Kripto Para Analistlerinin Görüşleri
Kripto para analistleri, BRICS ülkelerinin ABD dolarına olan yönelimlerini azaltma konusunda önemli adımlar attığını gözlemliyor. Hindistan ve bazı Afrika ülkeleri, altın rezervlerini daha önce görülmemiş oranlarda ülkelerine geri göndererek bu harekete ivme kazandırmış durumda. Dolar rezervlerinin altınla stratejik olarak değiştirilmesi, doların küresel finans üzerindeki hakimiyetini zayıflatma niyetlerinin açık bir göstergesi.
BRICS ittifakının jeopolitik etkisi de giderek daha belirgin hale gelmekte. Bu ülkeler, geleneksel güç dinamiklerine meydan okuyarak uluslararası ilişkilerin manzarasını değiştiriyor. New York Times yazarı Jim Rickards gibi bazı yorumcular, özellikle Ukrayna’da devam eden savaş gibi çatışmalarda ABD’nin hala önemli bir kontrole sahip olduğuna inanırken, BRICS ülkelerinin eylemleri aksini gösteriyor. Rickards, ABD’nin gözetleme varlıklarını geri çekmesi nedeniyle savaşın yakında sona erebileceğini ve bunun da Ukrayna’ya verilen desteğin azalması anlamına geldiğini ileri sürüyor.
Petrodolar Anlaşmasının Sonuçları Neler Olabilir?
Bir diğer kritik gelişme de Suudi Arabistan’ın petrodolar anlaşmasını feshetmesi. Bu hamle analistler tarafından ABD dolarına potansiyel bir darbe olarak görülmekte ve finansal ortamı daha da karmaşık hale getirmekte. Bu anlaşmanın sona ermesi, petrol işlemlerinin tarihsel olarak dolar üzerinden gerçekleştirilmesi ve doların küresel hakimiyetini pekiştirmesi nedeniyle büyük bir değişim anlamına geliyor.

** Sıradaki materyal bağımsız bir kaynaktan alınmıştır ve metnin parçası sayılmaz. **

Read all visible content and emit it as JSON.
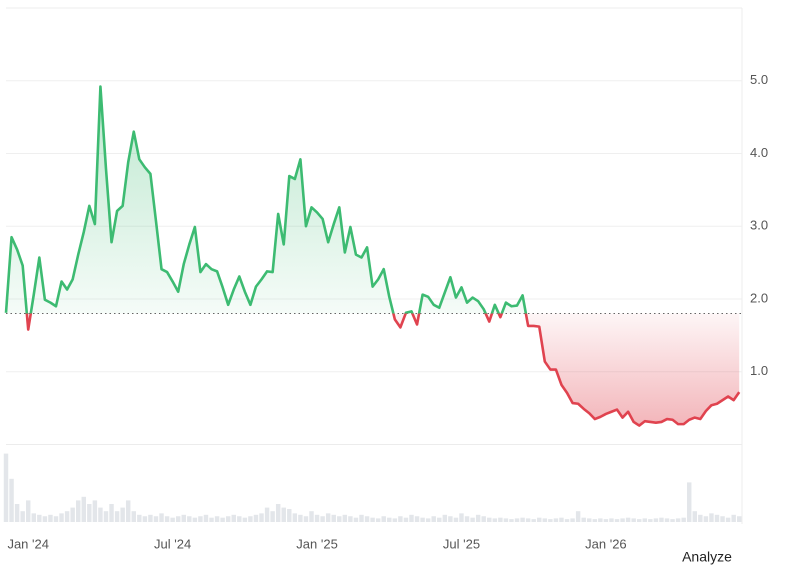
{
  "chart_data": {
    "type": "baseline-line",
    "button": "Analyze",
    "baseline": 1.8,
    "up_color": "#3dbb72",
    "down_color": "#e0434f",
    "volume_color": "#e3e6ea",
    "grid": true,
    "xlim": [
      -4,
      128.5
    ],
    "ylim": [
      0,
      6
    ],
    "volume_lim": [
      0,
      100
    ],
    "xticks": [
      {
        "value": 0,
        "label": "Jan '24"
      },
      {
        "value": 26,
        "label": "Jul '24"
      },
      {
        "value": 52,
        "label": "Jan '25"
      },
      {
        "value": 78,
        "label": "Jul '25"
      },
      {
        "value": 104,
        "label": "Jan '26"
      }
    ],
    "yticks": [
      {
        "value": 1,
        "label": "1.0"
      },
      {
        "value": 2,
        "label": "2.0"
      },
      {
        "value": 3,
        "label": "3.0"
      },
      {
        "value": 4,
        "label": "4.0"
      },
      {
        "value": 5,
        "label": "5.0"
      }
    ],
    "x": [
      -4,
      -3,
      -2,
      -1,
      0,
      1,
      2,
      3,
      4,
      5,
      6,
      7,
      8,
      9,
      10,
      11,
      12,
      13,
      14,
      15,
      16,
      17,
      18,
      19,
      20,
      21,
      22,
      23,
      24,
      25,
      26,
      27,
      28,
      29,
      30,
      31,
      32,
      33,
      34,
      35,
      36,
      37,
      38,
      39,
      40,
      41,
      42,
      43,
      44,
      45,
      46,
      47,
      48,
      49,
      50,
      51,
      52,
      53,
      54,
      55,
      56,
      57,
      58,
      59,
      60,
      61,
      62,
      63,
      64,
      65,
      66,
      67,
      68,
      69,
      70,
      71,
      72,
      73,
      74,
      75,
      76,
      77,
      78,
      79,
      80,
      81,
      82,
      83,
      84,
      85,
      86,
      87,
      88,
      89,
      90,
      91,
      92,
      93,
      94,
      95,
      96,
      97,
      98,
      99,
      100,
      101,
      102,
      103,
      104,
      105,
      106,
      107,
      108,
      109,
      110,
      111,
      112,
      113,
      114,
      115,
      116,
      117,
      118,
      119,
      120,
      121,
      122,
      123,
      124,
      125,
      126,
      127,
      128
    ],
    "values": [
      1.81,
      2.85,
      2.68,
      2.46,
      1.58,
      2.06,
      2.57,
      1.99,
      1.95,
      1.9,
      2.24,
      2.13,
      2.27,
      2.61,
      2.92,
      3.28,
      3.03,
      4.92,
      3.79,
      2.78,
      3.21,
      3.28,
      3.88,
      4.3,
      3.92,
      3.81,
      3.72,
      3.07,
      2.41,
      2.37,
      2.24,
      2.1,
      2.48,
      2.75,
      2.99,
      2.37,
      2.48,
      2.41,
      2.38,
      2.16,
      1.92,
      2.13,
      2.31,
      2.1,
      1.92,
      2.17,
      2.27,
      2.38,
      2.37,
      3.17,
      2.75,
      3.69,
      3.65,
      3.92,
      3.0,
      3.26,
      3.19,
      3.1,
      2.78,
      3.03,
      3.26,
      2.64,
      2.99,
      2.61,
      2.57,
      2.71,
      2.17,
      2.27,
      2.41,
      2.03,
      1.72,
      1.61,
      1.81,
      1.83,
      1.65,
      2.06,
      2.03,
      1.92,
      1.88,
      2.09,
      2.3,
      2.02,
      2.16,
      1.95,
      2.02,
      1.97,
      1.86,
      1.69,
      1.92,
      1.75,
      1.95,
      1.9,
      1.91,
      2.05,
      1.63,
      1.63,
      1.62,
      1.14,
      1.03,
      1.03,
      0.82,
      0.71,
      0.57,
      0.56,
      0.49,
      0.43,
      0.35,
      0.38,
      0.42,
      0.45,
      0.48,
      0.37,
      0.45,
      0.31,
      0.26,
      0.32,
      0.31,
      0.3,
      0.31,
      0.35,
      0.34,
      0.28,
      0.28,
      0.34,
      0.37,
      0.35,
      0.46,
      0.54,
      0.56,
      0.61,
      0.66,
      0.61,
      0.72
    ],
    "volume": [
      95,
      60,
      25,
      15,
      30,
      12,
      10,
      8,
      10,
      8,
      12,
      15,
      20,
      30,
      35,
      25,
      30,
      20,
      15,
      25,
      15,
      20,
      30,
      15,
      10,
      8,
      10,
      8,
      12,
      8,
      6,
      8,
      10,
      8,
      6,
      8,
      10,
      6,
      8,
      6,
      8,
      10,
      8,
      6,
      8,
      10,
      12,
      20,
      15,
      25,
      20,
      18,
      12,
      10,
      8,
      15,
      10,
      8,
      12,
      10,
      8,
      10,
      8,
      6,
      10,
      8,
      6,
      5,
      8,
      6,
      5,
      8,
      6,
      10,
      8,
      6,
      5,
      8,
      6,
      10,
      8,
      6,
      12,
      8,
      6,
      10,
      8,
      6,
      5,
      6,
      5,
      4,
      5,
      6,
      5,
      4,
      6,
      5,
      4,
      5,
      6,
      4,
      5,
      15,
      6,
      5,
      4,
      5,
      4,
      5,
      4,
      5,
      6,
      5,
      4,
      5,
      4,
      5,
      6,
      5,
      4,
      5,
      6,
      55,
      15,
      10,
      8,
      12,
      10,
      8,
      6,
      10,
      8
    ]
  }
}
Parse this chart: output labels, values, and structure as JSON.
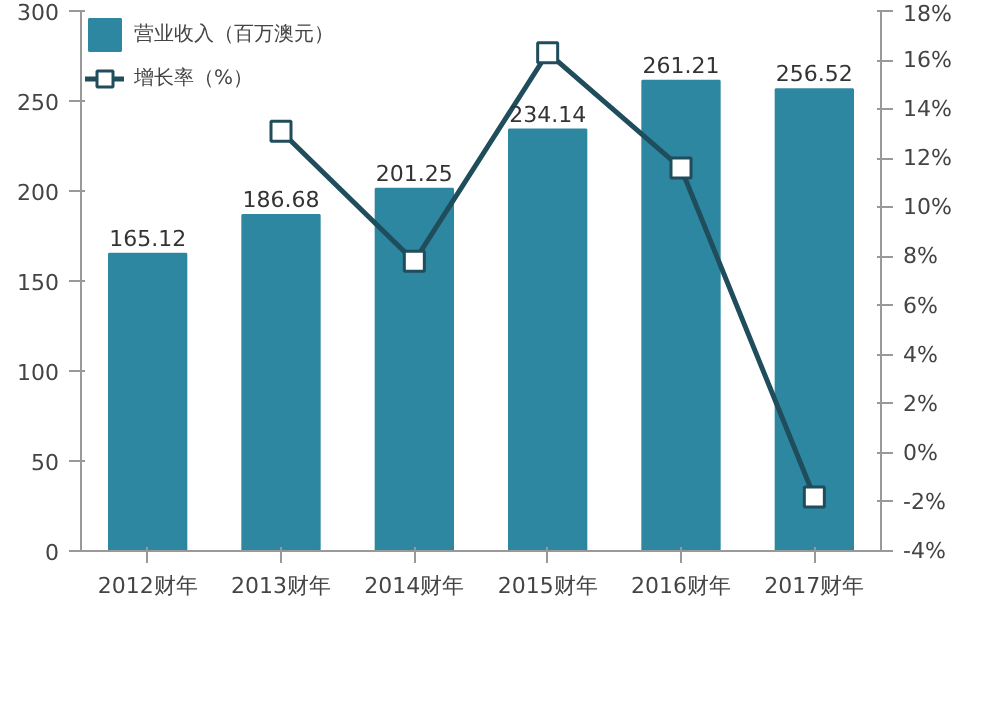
{
  "chart_data": {
    "type": "bar",
    "categories": [
      "2012财年",
      "2013财年",
      "2014财年",
      "2015财年",
      "2016财年",
      "2017财年"
    ],
    "series": [
      {
        "name": "营业收入（百万澳元）",
        "type": "bar",
        "color": "#2e87a0",
        "values": [
          165.12,
          186.68,
          201.25,
          234.14,
          261.21,
          256.52
        ],
        "data_labels": true
      },
      {
        "name": "增长率（%）",
        "type": "line",
        "axis": "y2",
        "color": "#1f4d5c",
        "marker": "square",
        "values": [
          null,
          13.1,
          7.8,
          16.3,
          11.6,
          -1.8
        ]
      }
    ],
    "legend": "top left",
    "ylim": [
      0,
      300
    ],
    "yticks": [
      0,
      50,
      100,
      150,
      200,
      250,
      300
    ],
    "y2lim": [
      -4,
      18
    ],
    "y2ticks": [
      {
        "value": -4,
        "label": "-4%"
      },
      {
        "value": -2,
        "label": "-2%"
      },
      {
        "value": 0,
        "label": "0%"
      },
      {
        "value": 2,
        "label": "2%"
      },
      {
        "value": 4,
        "label": "4%"
      },
      {
        "value": 6,
        "label": "6%"
      },
      {
        "value": 8,
        "label": "8%"
      },
      {
        "value": 10,
        "label": "10%"
      },
      {
        "value": 12,
        "label": "12%"
      },
      {
        "value": 14,
        "label": "14%"
      },
      {
        "value": 16,
        "label": "16%"
      },
      {
        "value": 18,
        "label": "18%"
      }
    ],
    "grid": false
  }
}
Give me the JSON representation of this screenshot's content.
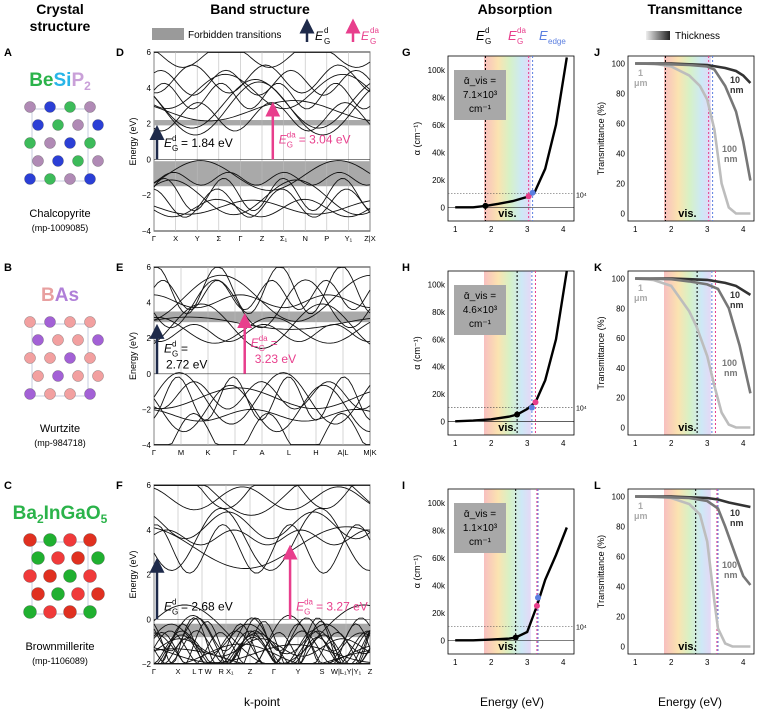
{
  "headers": {
    "crystal": [
      "Crystal",
      "structure"
    ],
    "band": "Band structure",
    "absorption": "Absorption",
    "transmittance": "Transmittance"
  },
  "legend": {
    "forbidden": "Forbidden transitions",
    "eg_d": "E_G^d",
    "eg_da": "E_G^da",
    "e_edge": "E_edge",
    "thickness": "Thickness"
  },
  "colors": {
    "pink": "#e83e8c",
    "navy": "#1e2a4a",
    "blue": "#5b7fe0",
    "gray_band": "#9a9a9a"
  },
  "materials": [
    {
      "letter": "A",
      "formula_parts": [
        [
          "Be",
          "#2bb34a"
        ],
        [
          "Si",
          "#28b5e8"
        ],
        [
          "P",
          "#c9a0d8"
        ],
        [
          "2",
          "#c9a0d8"
        ]
      ],
      "structure": "Chalcopyrite",
      "mp_id": "(mp-1009085)",
      "band_letter": "D",
      "abs_letter": "G",
      "trans_letter": "J",
      "eg_d_text": "= 1.84 eV",
      "eg_da_text": "= 3.04 eV",
      "alpha_lines": [
        "ᾱ_vis =",
        "7.1×10³",
        "cm⁻¹"
      ],
      "ylim": [
        -4,
        6
      ],
      "yticks": [
        "6",
        "4",
        "2",
        "0",
        "−2",
        "−4"
      ],
      "kpoints": [
        "Γ",
        "X",
        "Y",
        "Σ",
        "Γ",
        "Z",
        "Σ₁",
        "N",
        "P",
        "Y₁",
        "Z|X"
      ],
      "eg_d": 1.84,
      "eg_da": 3.04,
      "e_edge": 3.15
    },
    {
      "letter": "B",
      "formula_parts": [
        [
          "B",
          "#e8a0a0"
        ],
        [
          "As",
          "#b07fd8"
        ]
      ],
      "structure": "Wurtzite",
      "mp_id": "(mp-984718)",
      "band_letter": "E",
      "abs_letter": "H",
      "trans_letter": "K",
      "eg_d_text": "=",
      "eg_d_text2": "2.72 eV",
      "eg_da_text": "=",
      "eg_da_text2": "3.23 eV",
      "alpha_lines": [
        "ᾱ_vis =",
        "4.6×10³",
        "cm⁻¹"
      ],
      "ylim": [
        -4,
        6
      ],
      "yticks": [
        "6",
        "4",
        "2",
        "0",
        "−2",
        "−4"
      ],
      "kpoints": [
        "Γ",
        "M",
        "K",
        "Γ",
        "A",
        "L",
        "H",
        "A|L",
        "M|K"
      ],
      "eg_d": 2.72,
      "eg_da": 3.23,
      "e_edge": 3.13
    },
    {
      "letter": "C",
      "formula_parts": [
        [
          "Ba",
          "#2bb34a"
        ],
        [
          "2",
          "#2bb34a"
        ],
        [
          "InGaO",
          "#2bb34a"
        ],
        [
          "5",
          "#2bb34a"
        ]
      ],
      "structure": "Brownmillerite",
      "mp_id": "(mp-1106089)",
      "band_letter": "F",
      "abs_letter": "I",
      "trans_letter": "L",
      "eg_d_text": "= 2.68 eV",
      "eg_da_text": "= 3.27 eV",
      "alpha_lines": [
        "ᾱ_vis =",
        "1.1×10³",
        "cm⁻¹"
      ],
      "ylim": [
        -2,
        6
      ],
      "yticks": [
        "6",
        "4",
        "2",
        "0",
        "−2"
      ],
      "kpoints": [
        "Γ",
        "X",
        "L T W",
        "R X₁",
        "Z",
        "Γ",
        "Y",
        "S",
        "W|L₁Y|Y₁",
        "Z"
      ],
      "eg_d": 2.68,
      "eg_da": 3.27,
      "e_edge": 3.3
    }
  ],
  "axes": {
    "band_ylabel": "Energy (eV)",
    "band_xlabel": "k-point",
    "abs_ylabel": "α (cm⁻¹)",
    "abs_yticks": [
      "100k",
      "80k",
      "60k",
      "40k",
      "20k",
      "0"
    ],
    "abs_ref": "10⁴",
    "trans_ylabel": "Transmittance (%)",
    "trans_yticks": [
      "100",
      "80",
      "60",
      "40",
      "20",
      "0"
    ],
    "energy_xlabel": "Energy (eV)",
    "energy_xticks": [
      "1",
      "2",
      "3",
      "4"
    ],
    "vis": "vis."
  },
  "thickness_labels": [
    [
      "1",
      "μm"
    ],
    [
      "10",
      "nm"
    ],
    [
      "100",
      "nm"
    ]
  ],
  "chart_data": [
    {
      "type": "line",
      "panel": "G",
      "title": "Absorption",
      "xlabel": "Energy (eV)",
      "ylabel": "α (cm⁻¹)",
      "xlim": [
        0.8,
        4.3
      ],
      "ylim": [
        -10000,
        110000
      ],
      "series": [
        {
          "x": [
            1,
            1.5,
            1.84,
            2.2,
            2.6,
            3.0,
            3.2,
            3.5,
            3.8,
            4.1
          ],
          "values": [
            0,
            0,
            1000,
            2500,
            4500,
            7500,
            10500,
            28000,
            60000,
            109000
          ]
        }
      ]
    },
    {
      "type": "line",
      "panel": "H",
      "title": "Absorption",
      "xlabel": "Energy (eV)",
      "ylabel": "α (cm⁻¹)",
      "xlim": [
        0.8,
        4.3
      ],
      "ylim": [
        -10000,
        110000
      ],
      "series": [
        {
          "x": [
            1,
            1.5,
            2.0,
            2.5,
            2.72,
            3.0,
            3.23,
            3.5,
            3.8,
            4.1
          ],
          "values": [
            0,
            500,
            1500,
            3500,
            5000,
            9000,
            14000,
            30000,
            60000,
            110000
          ]
        }
      ]
    },
    {
      "type": "line",
      "panel": "I",
      "title": "Absorption",
      "xlabel": "Energy (eV)",
      "ylabel": "α (cm⁻¹)",
      "xlim": [
        0.8,
        4.3
      ],
      "ylim": [
        -10000,
        110000
      ],
      "series": [
        {
          "x": [
            1,
            1.5,
            2.0,
            2.5,
            2.68,
            3.0,
            3.27,
            3.5,
            3.8,
            4.1
          ],
          "values": [
            0,
            0,
            500,
            1200,
            2000,
            6000,
            25000,
            44000,
            62000,
            82000
          ]
        }
      ]
    },
    {
      "type": "line",
      "panel": "J",
      "title": "Transmittance",
      "xlabel": "Energy (eV)",
      "ylabel": "Transmittance (%)",
      "xlim": [
        0.8,
        4.3
      ],
      "ylim": [
        -5,
        105
      ],
      "series": [
        {
          "name": "1 μm",
          "x": [
            1,
            1.5,
            2,
            2.5,
            2.8,
            3.0,
            3.2,
            3.4,
            3.6,
            3.8,
            4.0,
            4.2
          ],
          "values": [
            100,
            100,
            98,
            92,
            85,
            76,
            56,
            20,
            4,
            0,
            0,
            0
          ]
        },
        {
          "name": "10 nm",
          "x": [
            1,
            2,
            2.5,
            3,
            3.5,
            3.8,
            4.0,
            4.2
          ],
          "values": [
            100,
            100,
            99.5,
            99,
            97,
            95,
            92,
            87
          ]
        },
        {
          "name": "100 nm",
          "x": [
            1,
            2,
            2.5,
            3,
            3.2,
            3.5,
            3.8,
            4.0,
            4.2
          ],
          "values": [
            100,
            99.5,
            99,
            98,
            96,
            85,
            68,
            48,
            22
          ]
        }
      ]
    },
    {
      "type": "line",
      "panel": "K",
      "title": "Transmittance",
      "xlabel": "Energy (eV)",
      "ylabel": "Transmittance (%)",
      "xlim": [
        0.8,
        4.3
      ],
      "ylim": [
        -5,
        105
      ],
      "series": [
        {
          "name": "1 μm",
          "x": [
            1,
            1.5,
            2,
            2.5,
            2.7,
            3.0,
            3.2,
            3.4,
            3.6,
            3.8,
            4.2
          ],
          "values": [
            100,
            99,
            95,
            78,
            68,
            48,
            28,
            10,
            2,
            0,
            0
          ]
        },
        {
          "name": "10 nm",
          "x": [
            1,
            2,
            2.5,
            3,
            3.5,
            3.8,
            4.2
          ],
          "values": [
            100,
            100,
            99.5,
            99,
            97,
            95,
            89
          ]
        },
        {
          "name": "100 nm",
          "x": [
            1,
            2,
            2.5,
            3,
            3.3,
            3.6,
            3.9,
            4.2
          ],
          "values": [
            100,
            99.5,
            98,
            96,
            93,
            80,
            55,
            23
          ]
        }
      ]
    },
    {
      "type": "line",
      "panel": "L",
      "title": "Transmittance",
      "xlabel": "Energy (eV)",
      "ylabel": "Transmittance (%)",
      "xlim": [
        0.8,
        4.3
      ],
      "ylim": [
        -5,
        105
      ],
      "series": [
        {
          "name": "1 μm",
          "x": [
            1,
            1.5,
            2,
            2.5,
            2.8,
            3.0,
            3.2,
            3.3,
            3.5,
            3.7,
            4.2
          ],
          "values": [
            100,
            100,
            99,
            95,
            88,
            70,
            30,
            12,
            2,
            0,
            0
          ]
        },
        {
          "name": "10 nm",
          "x": [
            1,
            2,
            2.5,
            3,
            3.3,
            3.6,
            4.0,
            4.2
          ],
          "values": [
            100,
            100,
            99.5,
            99,
            98,
            96,
            94,
            93
          ]
        },
        {
          "name": "100 nm",
          "x": [
            1,
            2,
            2.5,
            3,
            3.3,
            3.5,
            3.8,
            4.0,
            4.2
          ],
          "values": [
            100,
            99.5,
            99,
            97,
            92,
            80,
            60,
            47,
            41
          ]
        }
      ]
    }
  ]
}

Çin’in bu gelişen senaryodaki rolü durumu daha da karmaşık hale getiriyor. Çin, BRICS üyesi olmakla birlikte, stratejik olarak BRICS ya da Uluslararası Para Fonu (IMF) ile uyum sağlamamayı seçti. Bu uyumsuz duruş, Çin’in değişen finansal ortamda daha fazla esneklik ve etkiyle yol almasına ve kurulu düzene daha fazla meydan okumasına olanak tanıyor.